前言

Alluxio作为一套构建于底层存储系统之上的中间层，它必不可少的会涉及到于底层系统之间metadata之间的同步问题。外部client请求访问Alluxio系统，然后Alluxio再从底层系统中(为称呼方便，后面都简称为Underlying FileSystem, UFS)查询真实的元数据信息，然后再返回给client。当然为了减少对于UFS的压力，我们当然不会每次都去查UFS。本文我们来聊聊Alluxio内部对此元数据同步处理的设计实现，它是最大可能性做到元数据请求处理的高效性以及数据的精准性的。

Alluxio内部的元数据同步行为

首先，这里我们需要想清楚一个基本的问题：作为一套构建于底层存储系统之上的Cache层，Alluxio内部会存在哪些元数据需要同步的情况。

从元数据同步的源头，目标来划分，总共为2类：

1）Alluxio内部metadata先修改，UFS后修改，此过程是从Alluxio到UFS的metadata同步。
2）UFS的metadata先被修改，Alluxio随后同步此修改，此过程则为从UFS到Alluxio的metadata同步。

在上述两种情形中，1）较之于2）来说同步控制更为简单一些，因为Alluxio本身作为外部请求的处理入口，它能第一时间知道请求的发生处理，然后它来自己控制后续如何做UFS底层存储系统的metadata同步。Alluxio率先更新为metadata后，对于外界来说，其元数据已经是最新状态的了。这时Alluxio可以选择灵活的策略来更新UFS中滞后的metadata了，比如它可以采用异步更新的方式或者强制同步更新的方式。归纳起来一句话，1)情况下元数据同步更新的主动权完全掌握在Alluxio系统这边。

想比较而言，元数据同步较为复杂的是第二种情况了：底层系统metadata发生改变（存在外部程序直接访问UFS导致metadata发生改变），又没有途径能够通知到Alluxio，而且Alluxio是外界请求访问的服务。

2）的情况如下图右半边图所示，1）则为下图左半图所示情形：
在这里插入图片描述

上面右半图显示的就是存在底层存储系统HDFS存在额外更新的情况，需要Alluxio去同步来自Hive这边的对HDFS的额外更新。

下面我们来看看Alluxio内部是如何解决上面这种棘手的情况的。

基于给定时间，Path粒度的UFS Status Cache

既然说存在UFS元数据意外更新的情况，为了保证Alluxio对外数据服务的准确性，我们很容易想到一种极端的做法，就是准实时地去同步HDFS中的metadata。

说到准实时的同步UFS中的metadata，就会涉及到两大核心问题：

多久时间的同步，time interval是设定多少，时间过短会导致大量的RPC请求查询UFS，过长又会有数据延时性的问题。
同步多少量的metadata，一个目录？一个文件？

针对上面2个主要问题，Alluxio内部实现了一套基于给定时间，Path粒度的UFS Status Cache实现，架构图设计如下所示：
在这里插入图片描述
有人可能会对上图理解上有点疑惑，Alluxio本身作为Cache层，为什么还在内部又做了一层Cache？
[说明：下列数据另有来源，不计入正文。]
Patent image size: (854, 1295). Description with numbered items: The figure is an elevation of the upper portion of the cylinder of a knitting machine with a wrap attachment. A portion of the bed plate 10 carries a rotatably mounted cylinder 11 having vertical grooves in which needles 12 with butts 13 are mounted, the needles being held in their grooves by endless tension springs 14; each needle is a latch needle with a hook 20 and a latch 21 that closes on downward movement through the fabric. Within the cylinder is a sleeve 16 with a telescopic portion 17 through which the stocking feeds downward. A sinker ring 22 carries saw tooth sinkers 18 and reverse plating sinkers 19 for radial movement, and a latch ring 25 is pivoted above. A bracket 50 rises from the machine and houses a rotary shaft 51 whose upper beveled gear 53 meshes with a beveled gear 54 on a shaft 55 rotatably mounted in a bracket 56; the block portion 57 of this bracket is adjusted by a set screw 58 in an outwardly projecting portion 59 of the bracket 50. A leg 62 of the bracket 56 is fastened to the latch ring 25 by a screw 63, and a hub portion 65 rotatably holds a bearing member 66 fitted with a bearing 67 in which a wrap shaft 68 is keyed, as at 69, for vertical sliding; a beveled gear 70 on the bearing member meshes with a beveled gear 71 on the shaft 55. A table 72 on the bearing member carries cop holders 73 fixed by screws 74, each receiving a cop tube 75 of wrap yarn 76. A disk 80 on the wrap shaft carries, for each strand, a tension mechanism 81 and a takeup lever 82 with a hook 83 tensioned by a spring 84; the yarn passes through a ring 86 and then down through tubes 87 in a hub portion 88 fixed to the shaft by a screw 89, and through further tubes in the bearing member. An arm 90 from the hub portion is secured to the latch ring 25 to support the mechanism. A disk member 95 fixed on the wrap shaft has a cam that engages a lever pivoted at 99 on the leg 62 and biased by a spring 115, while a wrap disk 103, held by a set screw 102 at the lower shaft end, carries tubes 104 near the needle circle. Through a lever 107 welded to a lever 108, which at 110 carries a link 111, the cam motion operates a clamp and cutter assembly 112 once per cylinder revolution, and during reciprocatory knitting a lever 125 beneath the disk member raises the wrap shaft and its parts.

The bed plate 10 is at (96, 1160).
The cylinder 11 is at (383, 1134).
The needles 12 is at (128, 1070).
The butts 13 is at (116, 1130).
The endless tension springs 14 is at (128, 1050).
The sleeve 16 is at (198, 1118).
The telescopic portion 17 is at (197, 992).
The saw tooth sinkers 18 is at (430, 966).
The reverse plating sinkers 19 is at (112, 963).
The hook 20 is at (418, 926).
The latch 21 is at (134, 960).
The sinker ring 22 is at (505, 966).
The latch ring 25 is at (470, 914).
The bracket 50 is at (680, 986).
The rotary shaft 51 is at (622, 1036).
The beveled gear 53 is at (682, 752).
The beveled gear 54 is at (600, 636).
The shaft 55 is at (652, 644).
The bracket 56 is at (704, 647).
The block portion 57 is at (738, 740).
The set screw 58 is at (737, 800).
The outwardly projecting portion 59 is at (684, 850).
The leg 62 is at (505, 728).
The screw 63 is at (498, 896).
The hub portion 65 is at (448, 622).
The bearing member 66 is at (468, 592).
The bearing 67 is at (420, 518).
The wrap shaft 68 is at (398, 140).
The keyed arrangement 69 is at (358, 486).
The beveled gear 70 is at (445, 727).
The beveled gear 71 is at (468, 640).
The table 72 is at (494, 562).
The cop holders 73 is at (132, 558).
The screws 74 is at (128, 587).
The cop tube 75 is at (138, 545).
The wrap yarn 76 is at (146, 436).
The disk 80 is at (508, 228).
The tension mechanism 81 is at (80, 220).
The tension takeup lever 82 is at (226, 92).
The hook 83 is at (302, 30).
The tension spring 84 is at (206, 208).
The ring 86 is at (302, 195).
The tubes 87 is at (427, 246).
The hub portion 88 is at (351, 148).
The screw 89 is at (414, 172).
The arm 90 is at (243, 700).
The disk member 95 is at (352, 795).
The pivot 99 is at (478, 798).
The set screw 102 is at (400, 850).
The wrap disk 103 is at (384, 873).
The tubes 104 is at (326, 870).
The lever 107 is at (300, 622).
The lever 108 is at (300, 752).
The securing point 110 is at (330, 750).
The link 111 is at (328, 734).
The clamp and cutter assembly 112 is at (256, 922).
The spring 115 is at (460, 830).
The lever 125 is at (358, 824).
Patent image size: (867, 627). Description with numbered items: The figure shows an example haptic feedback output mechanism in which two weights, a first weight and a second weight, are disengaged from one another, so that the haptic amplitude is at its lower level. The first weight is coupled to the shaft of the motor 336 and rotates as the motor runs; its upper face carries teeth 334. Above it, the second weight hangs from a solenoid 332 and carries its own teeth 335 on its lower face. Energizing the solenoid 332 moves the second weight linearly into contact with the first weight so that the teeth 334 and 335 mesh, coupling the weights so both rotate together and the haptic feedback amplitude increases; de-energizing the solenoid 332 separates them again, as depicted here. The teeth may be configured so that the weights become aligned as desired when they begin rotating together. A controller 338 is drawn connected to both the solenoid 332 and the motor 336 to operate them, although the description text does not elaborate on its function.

注意这里Cache的对象已经不一样了，上图Cache显示的是从UFS查询到的metadata信息。

上述步骤过程如下所述：

1）Client发起文件信息查询请求
2）Alluxio收到请求，检查其内部UFS Status Cache是否存在未过期(在cache更新时间间隔内)的对应的UFS Status，如果有则返回给Client。
3）如果没有，则发起请求到UFS，进行最新状态文件信息的查询，并加到UFS Status Cache中，同时更新此Path的Status的同步时间。

上图Alluxio内部角色介绍为：

UfsSyncPathCache，此类用于记录那些被Cache了的Status的Path路径，此类存有各Path最近一次的metadata同步时间。
UfsStatusCache，此类cache了实际Path对应的metadata cache，此类同时cache了<path, ufs status>以及<path, children files status>，path对应子文件status的映射关系。其中路径对应孩子文件信息的cache是为了加速目录级别的list查询。

以下是上面这2个类的定义说明：

/**
 * This cache maintains the Alluxio paths which have been synced with UFS.
 */
@ThreadSafe
public final class UfsSyncPathCache {
    
    
  private static final Logger LOG = LoggerFactory.getLogger(UfsSyncPathCache.class);

  /** Number of paths to cache. */
  private static final int MAX_PATHS =
      ServerConfiguration.getInt(PropertyKey.MASTER_UFS_PATH_CACHE_CAPACITY);

  /** Cache of paths which have been synced. */
  private final Cache<String, SyncTime> mCache;
...
}

/**
 * This class is a cache from an Alluxio namespace URI ({@link AlluxioURI}, i.e. /path/to/inode) to
 * UFS statuses.
 *
 * It also allows associating a path with child inodes, so that the statuses for a specific path can
 * be searched for later.
 */
@ThreadSafe
public class UfsStatusCache {
    
    
  private static final Logger LOG = LoggerFactory.getLogger(UfsStatusCache.class);

  private final ConcurrentHashMap<AlluxioURI, UfsStatus> mStatuses;
  private final ConcurrentHashMap<AlluxioURI, Future<Collection<UfsStatus>>> mActivePrefetchJobs;
  // path对应children list的ufs status cache
  private final ConcurrentHashMap<AlluxioURI, Collection<UfsStatus>> mChildren;
  private final ExecutorService mPrefetchExecutor;
...
}

我们知道存储系统在list大目录情况时的开销是比较大的，因此上面的children file list的cache可以在一定程度上提升请求的响应速度的。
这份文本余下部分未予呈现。